Julie Loeffler gets irritated whenever she hears someone fret about the specter of "socialized medicine" coming to the United States.
Loeffler experienced socialized medicine first-hand, when she and her husband lived in Quebec. She was pregnant with her first child at the time and facing some complications. But Canada's health care was some of the best medical care she's ever had, says Loeffler, whose husband is a doctor.
"I sat in a clinic with women from all walks of life," she says. "There were well-off people. There were middle-class people. There were poor people. Everybody was treated the same way.
"You tell me this is a system to be afraid of? It's not."
Loeffler is frustrated that so many people admit that a single-payer system is the best solution, yet also say it's not politically possible. "There's value in saying, 'This is the ideal, let's see how far away we are from it.'"
Dr. Jerry Sielaff, a retired associate professor of medicine at UW, has advocated for universal health care for years and will speak at the rally. "If the goal of doing health care reform is to make sure 100% of the population can have access to health care," he says, then a single-payer system "is the only means of doing that."

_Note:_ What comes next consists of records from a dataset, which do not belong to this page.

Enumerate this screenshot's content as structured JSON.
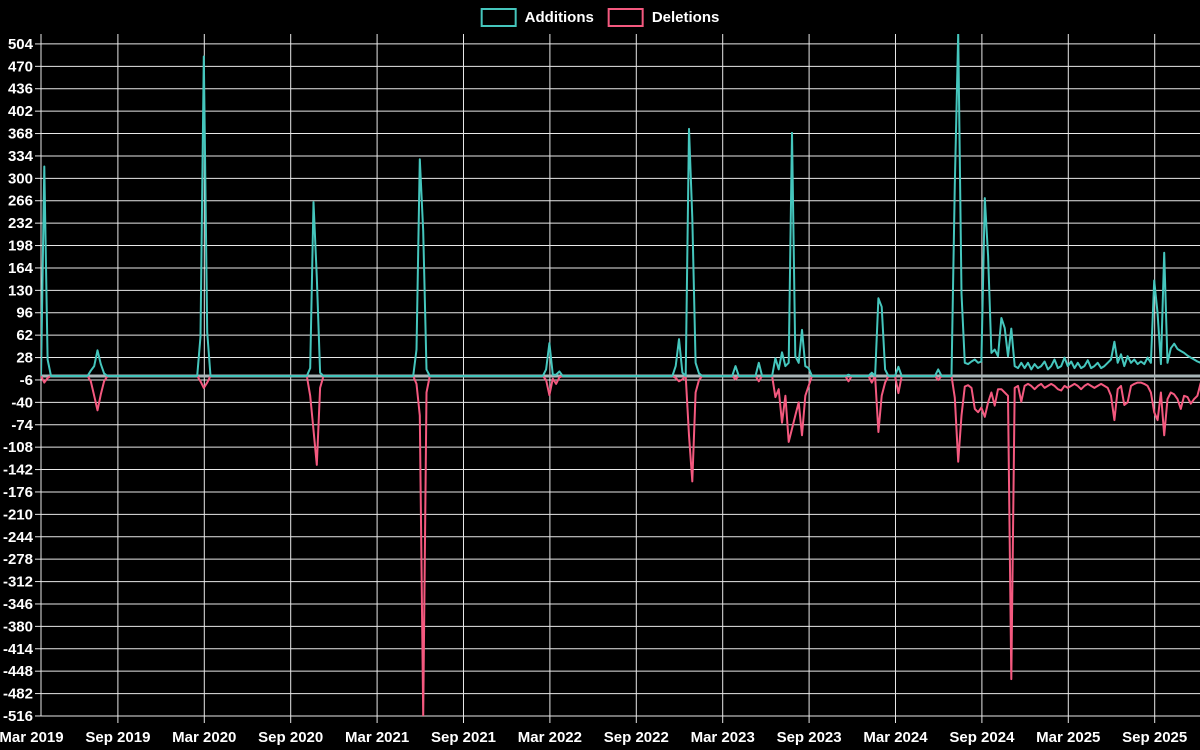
{
  "chart_data": {
    "type": "line",
    "title": "",
    "xlabel": "",
    "ylabel": "",
    "background": "#000000",
    "grid": true,
    "grid_color": "#e8e8e8",
    "zero_line_color": "#a9b6b8",
    "text_color": "#ffffff",
    "legend_position": "top-center",
    "series": [
      {
        "name": "Additions",
        "color": "#45c6bd"
      },
      {
        "name": "Deletions",
        "color": "#f4597f"
      }
    ],
    "x_axis": {
      "tick_labels": [
        "Mar 2019",
        "Sep 2019",
        "Mar 2020",
        "Sep 2020",
        "Mar 2021",
        "Sep 2021",
        "Mar 2022",
        "Sep 2022",
        "Mar 2023",
        "Sep 2023",
        "Mar 2024",
        "Sep 2024",
        "Mar 2025",
        "Sep 2025"
      ],
      "first_tick_week": -2.86,
      "tick_step_weeks": 26,
      "total_weeks": 350,
      "unit": "weeks since 2019-03-24"
    },
    "y_axis": {
      "ticks": [
        504,
        470,
        436,
        402,
        368,
        334,
        300,
        266,
        232,
        198,
        164,
        130,
        96,
        62,
        28,
        -6,
        -40,
        -74,
        -108,
        -142,
        -176,
        -210,
        -244,
        -278,
        -312,
        -346,
        -380,
        -414,
        -448,
        -482,
        -516
      ],
      "range": [
        -516,
        519
      ]
    },
    "points_format": [
      "week_index",
      "additions",
      "deletions"
    ],
    "points": [
      [
        1,
        318,
        -10
      ],
      [
        2,
        25,
        -3
      ],
      [
        15,
        8,
        -8
      ],
      [
        16,
        15,
        -30
      ],
      [
        17,
        39,
        -52
      ],
      [
        18,
        18,
        -28
      ],
      [
        19,
        4,
        -8
      ],
      [
        48,
        60,
        -8
      ],
      [
        49,
        485,
        -18
      ],
      [
        50,
        67,
        -10
      ],
      [
        81,
        12,
        -30
      ],
      [
        82,
        264,
        -82
      ],
      [
        83,
        150,
        -135
      ],
      [
        84,
        5,
        -18
      ],
      [
        113,
        40,
        -12
      ],
      [
        114,
        329,
        -60
      ],
      [
        115,
        220,
        -516
      ],
      [
        116,
        10,
        -25
      ],
      [
        152,
        10,
        -6
      ],
      [
        153,
        50,
        -29
      ],
      [
        154,
        2,
        -4
      ],
      [
        155,
        2,
        -12
      ],
      [
        156,
        7,
        -2
      ],
      [
        191,
        15,
        -3
      ],
      [
        192,
        56,
        -8
      ],
      [
        193,
        5,
        -5
      ],
      [
        195,
        375,
        -90
      ],
      [
        196,
        240,
        -160
      ],
      [
        197,
        20,
        -25
      ],
      [
        198,
        4,
        -6
      ],
      [
        209,
        15,
        -5
      ],
      [
        216,
        20,
        -8
      ],
      [
        221,
        27,
        -32
      ],
      [
        222,
        10,
        -20
      ],
      [
        223,
        36,
        -71
      ],
      [
        224,
        15,
        -30
      ],
      [
        225,
        20,
        -100
      ],
      [
        226,
        369,
        -80
      ],
      [
        227,
        30,
        -60
      ],
      [
        228,
        20,
        -40
      ],
      [
        229,
        70,
        -90
      ],
      [
        230,
        15,
        -30
      ],
      [
        231,
        12,
        -15
      ],
      [
        243,
        2,
        -8
      ],
      [
        250,
        5,
        -10
      ],
      [
        252,
        118,
        -85
      ],
      [
        253,
        105,
        -30
      ],
      [
        254,
        10,
        -10
      ],
      [
        258,
        14,
        -26
      ],
      [
        270,
        10,
        -6
      ],
      [
        275,
        290,
        -33
      ],
      [
        276,
        520,
        -130
      ],
      [
        277,
        125,
        -60
      ],
      [
        278,
        20,
        -16
      ],
      [
        279,
        18,
        -14
      ],
      [
        280,
        22,
        -18
      ],
      [
        281,
        25,
        -50
      ],
      [
        282,
        20,
        -55
      ],
      [
        283,
        22,
        -48
      ],
      [
        284,
        270,
        -62
      ],
      [
        285,
        182,
        -40
      ],
      [
        286,
        35,
        -25
      ],
      [
        287,
        40,
        -45
      ],
      [
        288,
        30,
        -20
      ],
      [
        289,
        88,
        -20
      ],
      [
        290,
        73,
        -25
      ],
      [
        291,
        30,
        -30
      ],
      [
        292,
        72,
        -460
      ],
      [
        293,
        15,
        -18
      ],
      [
        294,
        12,
        -15
      ],
      [
        295,
        20,
        -39
      ],
      [
        296,
        12,
        -15
      ],
      [
        297,
        20,
        -12
      ],
      [
        298,
        10,
        -15
      ],
      [
        299,
        18,
        -20
      ],
      [
        300,
        12,
        -15
      ],
      [
        301,
        15,
        -12
      ],
      [
        302,
        22,
        -18
      ],
      [
        303,
        10,
        -15
      ],
      [
        304,
        15,
        -12
      ],
      [
        305,
        25,
        -15
      ],
      [
        306,
        12,
        -20
      ],
      [
        307,
        15,
        -22
      ],
      [
        308,
        28,
        -15
      ],
      [
        309,
        15,
        -18
      ],
      [
        310,
        22,
        -15
      ],
      [
        311,
        12,
        -12
      ],
      [
        312,
        20,
        -15
      ],
      [
        313,
        12,
        -20
      ],
      [
        314,
        15,
        -15
      ],
      [
        315,
        24,
        -12
      ],
      [
        316,
        12,
        -15
      ],
      [
        317,
        15,
        -18
      ],
      [
        318,
        20,
        -15
      ],
      [
        319,
        12,
        -12
      ],
      [
        320,
        15,
        -15
      ],
      [
        321,
        20,
        -18
      ],
      [
        322,
        25,
        -30
      ],
      [
        323,
        52,
        -67
      ],
      [
        324,
        20,
        -20
      ],
      [
        325,
        33,
        -15
      ],
      [
        326,
        15,
        -44
      ],
      [
        327,
        30,
        -40
      ],
      [
        328,
        20,
        -15
      ],
      [
        329,
        25,
        -12
      ],
      [
        330,
        18,
        -10
      ],
      [
        331,
        22,
        -10
      ],
      [
        332,
        18,
        -12
      ],
      [
        333,
        28,
        -15
      ],
      [
        334,
        20,
        -25
      ],
      [
        335,
        145,
        -55
      ],
      [
        336,
        95,
        -67
      ],
      [
        337,
        18,
        -25
      ],
      [
        338,
        187,
        -90
      ],
      [
        339,
        20,
        -35
      ],
      [
        340,
        42,
        -25
      ],
      [
        341,
        49,
        -28
      ],
      [
        342,
        41,
        -35
      ],
      [
        343,
        38,
        -50
      ],
      [
        344,
        35,
        -30
      ],
      [
        345,
        31,
        -32
      ],
      [
        346,
        28,
        -42
      ],
      [
        347,
        25,
        -35
      ],
      [
        348,
        22,
        -30
      ],
      [
        349,
        20,
        -10
      ]
    ]
  },
  "legend": {
    "items": [
      {
        "label": "Additions",
        "color": "#45c6bd"
      },
      {
        "label": "Deletions",
        "color": "#f4597f"
      }
    ]
  }
}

Sielaff is a supporter of President Obama, but thinks the president is "still a little vague about what he wants to do" on health care.
Sielaff also fears the president's proposal would still leave many people uninsured. "I think his heart is in the right place, but I think he's bending to political pressure and saying 'It's the best we can do,'" Sielaff says. "It's not the best we can do."
Next Wednesday, June 17, Sielaff will be part of a panel debating health-care reform at the First Unitarian Society, 900 University Bay Dr.